Hey guys,
We are running a stream application in our production environment. On our
latest restart, the application is consistently moving between these two
states.
>From our logs:
grep "State transition from " application.log | jq -r '.message' | sort |
uniq -c | sort -n -r
40 stream-thread [yyyy-StreamThread-9] State transition from
PARTITIONS_REVOKED to PARTITIONS_ASSIGNED
40 stream-thread [yyyy-StreamThread-8] State transition from
PARTITIONS_REVOKED to PARTITIONS_ASSIGNED
40 stream-thread [yyyy-StreamThread-7] State transition from
PARTITIONS_REVOKED to PARTITIONS_ASSIGNED
40 stream-thread [yyyy-StreamThread-6] State transition from
PARTITIONS_REVOKED to PARTITIONS_ASSIGNED
40 stream-thread [yyyy-StreamThread-5] State transition from
PARTITIONS_REVOKED to PARTITIONS_ASSIGNED
40 stream-thread [yyyy-StreamThread-4] State transition from
PARTITIONS_REVOKED to PARTITIONS_ASSIGNED
40 stream-thread [yyyy-StreamThread-3] State transition from
PARTITIONS_REVOKED to PARTITIONS_ASSIGNED
40 stream-thread [yyyy-StreamThread-2] State transition from
PARTITIONS_REVOKED to PARTITIONS_ASSIGNED
40 stream-thread [yyyy-StreamThread-1] State transition from
PARTITIONS_REVOKED to PARTITIONS_ASSIGNED
40 stream-thread [yyyy-StreamThread-12] State transition from
PARTITIONS_REVOKED to PARTITIONS_ASSIGNED
40 stream-thread [yyyy-StreamThread-11] State transition from
PARTITIONS_REVOKED to PARTITIONS_ASSIGNED
40 stream-thread [yyyy-StreamThread-10] State transition from
PARTITIONS_REVOKED to PARTITIONS_ASSIGNED
39 stream-thread [yyyy-StreamThread-9] State transition from
PARTITIONS_ASSIGNED to PARTITIONS_REVOKED
39 stream-thread [yyyy-StreamThread-8] State transition from
PARTITIONS_ASSIGNED to PARTITIONS_REVOKED
39 stream-thread [yyyy-StreamThread-7] State transition from
PARTITIONS_ASSIGNED to PARTITIONS_REVOKED
39 stream-thread [yyyy-StreamThread-6] State transition from
PARTITIONS_ASSIGNED to PARTITIONS_REVOKED
39 stream-thread [yyyy-StreamThread-5] State transition from
PARTITIONS_ASSIGNED to PARTITIONS_REVOKED
39 stream-thread [yyyy-StreamThread-4] State transition from
PARTITIONS_ASSIGNED to PARTITIONS_REVOKED
39 stream-thread [yyyy-StreamThread-3] State transition from
PARTITIONS_ASSIGNED to PARTITIONS_REVOKED
39 stream-thread [yyyy-StreamThread-2] State transition from
PARTITIONS_ASSIGNED to PARTITIONS_REVOKED
39 stream-thread [yyyy-StreamThread-1] State transition from
PARTITIONS_ASSIGNED to PARTITIONS_REVOKED
39 stream-thread [yyyy-StreamThread-12] State transition from
PARTITIONS_ASSIGNED to PARTITIONS_REVOKED
39 stream-thread [yyyy-StreamThread-11] State transition from
PARTITIONS_ASSIGNED to PARTITIONS_REVOKED
39 stream-thread [yyyy-StreamThread-10] State transition from
PARTITIONS_ASSIGNED to PARTITIONS_REVOKED
As we can see the stream threads are first revoked than again assigned.

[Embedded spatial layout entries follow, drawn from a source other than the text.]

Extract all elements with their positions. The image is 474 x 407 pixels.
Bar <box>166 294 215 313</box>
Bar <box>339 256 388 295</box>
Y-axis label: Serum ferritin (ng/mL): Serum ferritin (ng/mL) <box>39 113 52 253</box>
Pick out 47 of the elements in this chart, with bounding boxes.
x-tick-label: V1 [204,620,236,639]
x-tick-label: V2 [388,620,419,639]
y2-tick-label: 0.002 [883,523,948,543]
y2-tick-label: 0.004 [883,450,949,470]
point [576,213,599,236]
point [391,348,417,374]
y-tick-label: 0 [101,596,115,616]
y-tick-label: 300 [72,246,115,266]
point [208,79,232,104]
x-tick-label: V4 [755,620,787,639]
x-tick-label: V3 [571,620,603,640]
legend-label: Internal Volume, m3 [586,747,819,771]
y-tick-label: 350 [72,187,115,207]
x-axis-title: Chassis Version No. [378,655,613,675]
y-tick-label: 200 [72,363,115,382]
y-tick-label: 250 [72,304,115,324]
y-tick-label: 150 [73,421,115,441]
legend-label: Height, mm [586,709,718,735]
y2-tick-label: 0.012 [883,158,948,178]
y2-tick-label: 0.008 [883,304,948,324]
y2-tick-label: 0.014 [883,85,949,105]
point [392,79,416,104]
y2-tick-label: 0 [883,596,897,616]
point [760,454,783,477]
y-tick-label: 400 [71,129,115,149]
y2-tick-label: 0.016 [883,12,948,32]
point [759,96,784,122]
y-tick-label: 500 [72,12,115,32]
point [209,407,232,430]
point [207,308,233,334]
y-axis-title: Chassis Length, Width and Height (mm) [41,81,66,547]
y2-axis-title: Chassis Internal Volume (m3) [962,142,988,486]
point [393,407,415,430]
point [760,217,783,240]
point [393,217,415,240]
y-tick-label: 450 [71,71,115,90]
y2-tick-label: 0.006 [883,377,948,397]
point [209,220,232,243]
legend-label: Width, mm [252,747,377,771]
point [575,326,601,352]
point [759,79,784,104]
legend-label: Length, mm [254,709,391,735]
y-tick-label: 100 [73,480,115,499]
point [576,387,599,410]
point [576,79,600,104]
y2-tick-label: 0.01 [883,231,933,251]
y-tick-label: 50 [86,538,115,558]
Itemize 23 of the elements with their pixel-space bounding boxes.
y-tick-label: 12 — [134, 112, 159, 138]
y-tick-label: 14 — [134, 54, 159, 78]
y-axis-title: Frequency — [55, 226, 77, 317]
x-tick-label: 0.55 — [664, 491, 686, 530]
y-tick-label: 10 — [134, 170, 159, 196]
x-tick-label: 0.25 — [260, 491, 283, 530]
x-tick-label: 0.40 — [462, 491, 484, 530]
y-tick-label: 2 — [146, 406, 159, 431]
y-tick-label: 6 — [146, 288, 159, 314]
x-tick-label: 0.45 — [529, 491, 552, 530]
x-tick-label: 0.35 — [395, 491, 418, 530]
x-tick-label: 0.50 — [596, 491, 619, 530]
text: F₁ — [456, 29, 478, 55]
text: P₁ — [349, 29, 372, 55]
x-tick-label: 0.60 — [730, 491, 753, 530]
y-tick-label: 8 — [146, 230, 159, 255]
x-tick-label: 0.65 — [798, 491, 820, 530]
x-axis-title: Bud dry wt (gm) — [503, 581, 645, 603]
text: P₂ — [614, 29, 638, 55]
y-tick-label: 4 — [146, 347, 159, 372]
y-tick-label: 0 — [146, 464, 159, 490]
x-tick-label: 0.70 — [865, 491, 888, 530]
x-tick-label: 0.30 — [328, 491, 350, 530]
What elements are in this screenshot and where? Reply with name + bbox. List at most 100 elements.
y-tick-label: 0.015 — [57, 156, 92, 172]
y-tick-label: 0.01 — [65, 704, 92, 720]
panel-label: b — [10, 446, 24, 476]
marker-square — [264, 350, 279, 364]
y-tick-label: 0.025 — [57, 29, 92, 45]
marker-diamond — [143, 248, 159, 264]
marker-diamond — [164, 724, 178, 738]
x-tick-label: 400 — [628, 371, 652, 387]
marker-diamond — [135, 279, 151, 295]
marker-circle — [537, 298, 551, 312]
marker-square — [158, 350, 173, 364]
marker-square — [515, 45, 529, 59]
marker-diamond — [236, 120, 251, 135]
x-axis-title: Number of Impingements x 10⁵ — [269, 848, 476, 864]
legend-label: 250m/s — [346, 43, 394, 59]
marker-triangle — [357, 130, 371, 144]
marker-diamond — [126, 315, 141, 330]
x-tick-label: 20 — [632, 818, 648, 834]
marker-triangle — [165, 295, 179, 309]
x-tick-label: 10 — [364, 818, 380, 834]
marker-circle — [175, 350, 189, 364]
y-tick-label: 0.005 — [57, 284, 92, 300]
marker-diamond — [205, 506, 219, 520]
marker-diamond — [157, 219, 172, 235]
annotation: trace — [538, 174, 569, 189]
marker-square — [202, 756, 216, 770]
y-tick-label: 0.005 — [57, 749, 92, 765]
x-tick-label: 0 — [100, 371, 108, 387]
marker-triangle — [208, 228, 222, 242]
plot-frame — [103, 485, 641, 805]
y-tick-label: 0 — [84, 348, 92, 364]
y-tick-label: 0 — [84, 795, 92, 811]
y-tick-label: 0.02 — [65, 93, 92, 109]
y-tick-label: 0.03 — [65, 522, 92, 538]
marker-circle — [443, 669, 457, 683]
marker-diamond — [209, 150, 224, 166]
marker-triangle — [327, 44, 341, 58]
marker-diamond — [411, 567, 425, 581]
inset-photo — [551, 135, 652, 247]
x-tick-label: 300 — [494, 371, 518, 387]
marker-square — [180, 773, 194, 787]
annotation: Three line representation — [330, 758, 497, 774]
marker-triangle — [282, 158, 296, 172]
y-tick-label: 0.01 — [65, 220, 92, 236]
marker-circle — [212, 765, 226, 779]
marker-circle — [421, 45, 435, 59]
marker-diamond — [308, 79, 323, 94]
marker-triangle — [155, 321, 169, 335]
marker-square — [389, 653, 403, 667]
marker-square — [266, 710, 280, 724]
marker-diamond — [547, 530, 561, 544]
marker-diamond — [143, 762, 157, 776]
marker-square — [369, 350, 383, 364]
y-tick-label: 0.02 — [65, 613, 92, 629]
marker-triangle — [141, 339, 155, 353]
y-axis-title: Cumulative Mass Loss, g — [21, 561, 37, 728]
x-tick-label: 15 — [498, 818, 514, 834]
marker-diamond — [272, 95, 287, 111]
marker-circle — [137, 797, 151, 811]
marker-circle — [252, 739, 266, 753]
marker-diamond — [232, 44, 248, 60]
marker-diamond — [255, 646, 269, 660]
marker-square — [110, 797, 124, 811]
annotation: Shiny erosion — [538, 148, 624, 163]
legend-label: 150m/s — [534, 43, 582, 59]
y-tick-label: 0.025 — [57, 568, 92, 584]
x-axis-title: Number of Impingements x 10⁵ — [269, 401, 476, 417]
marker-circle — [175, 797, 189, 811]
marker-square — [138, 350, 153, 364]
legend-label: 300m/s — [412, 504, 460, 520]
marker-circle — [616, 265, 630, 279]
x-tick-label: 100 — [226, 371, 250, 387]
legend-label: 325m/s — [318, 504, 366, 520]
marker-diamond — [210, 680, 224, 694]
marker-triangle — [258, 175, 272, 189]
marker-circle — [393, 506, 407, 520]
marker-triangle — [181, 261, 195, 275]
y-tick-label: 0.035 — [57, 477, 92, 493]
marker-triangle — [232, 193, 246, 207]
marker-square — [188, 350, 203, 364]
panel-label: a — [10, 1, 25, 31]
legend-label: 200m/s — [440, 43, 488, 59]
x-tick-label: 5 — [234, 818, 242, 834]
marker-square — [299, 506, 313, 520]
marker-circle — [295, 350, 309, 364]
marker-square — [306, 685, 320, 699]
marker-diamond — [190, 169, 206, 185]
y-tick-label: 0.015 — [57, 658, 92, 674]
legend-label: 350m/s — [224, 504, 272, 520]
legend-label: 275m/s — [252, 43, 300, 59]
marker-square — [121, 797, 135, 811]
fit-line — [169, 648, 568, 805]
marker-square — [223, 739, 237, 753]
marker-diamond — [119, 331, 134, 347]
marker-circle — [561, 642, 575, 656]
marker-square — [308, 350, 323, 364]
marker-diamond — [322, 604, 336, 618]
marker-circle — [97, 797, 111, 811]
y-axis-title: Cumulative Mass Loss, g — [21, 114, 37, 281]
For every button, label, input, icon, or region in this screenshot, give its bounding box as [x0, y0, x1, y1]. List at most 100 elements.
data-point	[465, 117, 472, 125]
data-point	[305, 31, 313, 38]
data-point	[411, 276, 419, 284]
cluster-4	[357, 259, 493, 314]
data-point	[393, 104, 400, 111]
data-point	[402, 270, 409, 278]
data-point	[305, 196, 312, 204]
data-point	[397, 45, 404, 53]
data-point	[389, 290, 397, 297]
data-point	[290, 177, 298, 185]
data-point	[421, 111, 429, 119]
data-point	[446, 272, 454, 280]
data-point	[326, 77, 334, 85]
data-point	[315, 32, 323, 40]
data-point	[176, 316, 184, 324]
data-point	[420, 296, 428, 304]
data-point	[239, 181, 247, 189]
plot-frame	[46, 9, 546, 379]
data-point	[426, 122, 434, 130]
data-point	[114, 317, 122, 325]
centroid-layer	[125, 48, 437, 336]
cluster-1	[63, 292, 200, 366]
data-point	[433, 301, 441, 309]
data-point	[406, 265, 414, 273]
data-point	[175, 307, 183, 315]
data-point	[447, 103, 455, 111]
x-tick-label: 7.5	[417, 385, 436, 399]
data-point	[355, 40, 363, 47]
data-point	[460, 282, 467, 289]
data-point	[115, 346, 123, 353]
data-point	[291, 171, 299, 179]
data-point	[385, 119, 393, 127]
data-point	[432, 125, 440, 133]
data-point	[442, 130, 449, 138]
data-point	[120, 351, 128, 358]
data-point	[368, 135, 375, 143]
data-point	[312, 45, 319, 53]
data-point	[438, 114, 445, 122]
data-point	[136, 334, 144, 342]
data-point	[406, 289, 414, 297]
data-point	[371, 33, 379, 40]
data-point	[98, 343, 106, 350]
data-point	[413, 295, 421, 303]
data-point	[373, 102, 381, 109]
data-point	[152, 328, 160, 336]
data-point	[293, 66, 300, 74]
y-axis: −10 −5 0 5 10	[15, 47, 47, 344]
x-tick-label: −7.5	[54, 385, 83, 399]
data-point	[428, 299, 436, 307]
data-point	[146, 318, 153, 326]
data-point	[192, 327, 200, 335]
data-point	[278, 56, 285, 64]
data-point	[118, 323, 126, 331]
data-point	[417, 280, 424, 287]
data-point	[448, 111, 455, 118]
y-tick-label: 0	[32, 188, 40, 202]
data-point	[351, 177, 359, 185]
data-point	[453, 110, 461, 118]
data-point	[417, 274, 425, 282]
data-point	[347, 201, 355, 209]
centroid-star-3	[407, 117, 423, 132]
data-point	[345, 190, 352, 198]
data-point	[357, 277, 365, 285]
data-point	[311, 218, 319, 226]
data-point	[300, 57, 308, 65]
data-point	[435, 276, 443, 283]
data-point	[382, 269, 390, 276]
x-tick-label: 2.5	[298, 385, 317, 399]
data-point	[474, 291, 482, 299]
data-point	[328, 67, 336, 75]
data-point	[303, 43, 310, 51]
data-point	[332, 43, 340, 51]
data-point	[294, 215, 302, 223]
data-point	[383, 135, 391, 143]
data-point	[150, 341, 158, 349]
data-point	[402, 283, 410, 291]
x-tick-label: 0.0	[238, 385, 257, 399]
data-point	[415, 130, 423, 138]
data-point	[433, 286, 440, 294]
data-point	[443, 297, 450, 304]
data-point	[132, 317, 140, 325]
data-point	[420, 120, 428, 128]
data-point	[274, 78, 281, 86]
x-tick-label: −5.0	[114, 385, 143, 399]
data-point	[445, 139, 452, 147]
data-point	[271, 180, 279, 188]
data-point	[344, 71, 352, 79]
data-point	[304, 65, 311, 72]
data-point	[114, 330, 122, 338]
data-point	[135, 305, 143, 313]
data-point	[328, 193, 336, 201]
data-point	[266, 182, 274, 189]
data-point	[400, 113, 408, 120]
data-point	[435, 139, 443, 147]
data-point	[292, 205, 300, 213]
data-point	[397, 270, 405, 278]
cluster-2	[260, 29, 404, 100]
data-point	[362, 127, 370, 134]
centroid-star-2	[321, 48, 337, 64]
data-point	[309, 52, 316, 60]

Also we can see the logs of resetting of offsets continuously as follows:
Resetting offset for partition xxxx-2 to offset 9166288.
We had actually deleted the consumer group on broker before the restart as
there was considerable lag in the topic and processing of the stale data
was not intended. We had assumed that on deleting the group, the
application will start processing from latest offset as mentioned in the
config auto.offset.reset policy.
On describing the consumer group on broker side, we receive output with the
current offset and lag set as -- (Eg shown below)
TOPIC PARTITION CURRENT-OFFSET LOG-END-OFFSET LAG
CONSUMER-ID
xxx 10 - 129822997 -
yyyy-StreamThread-2-consumer-a-b-c-d
Please help us understand why this can be happening and how to solve this.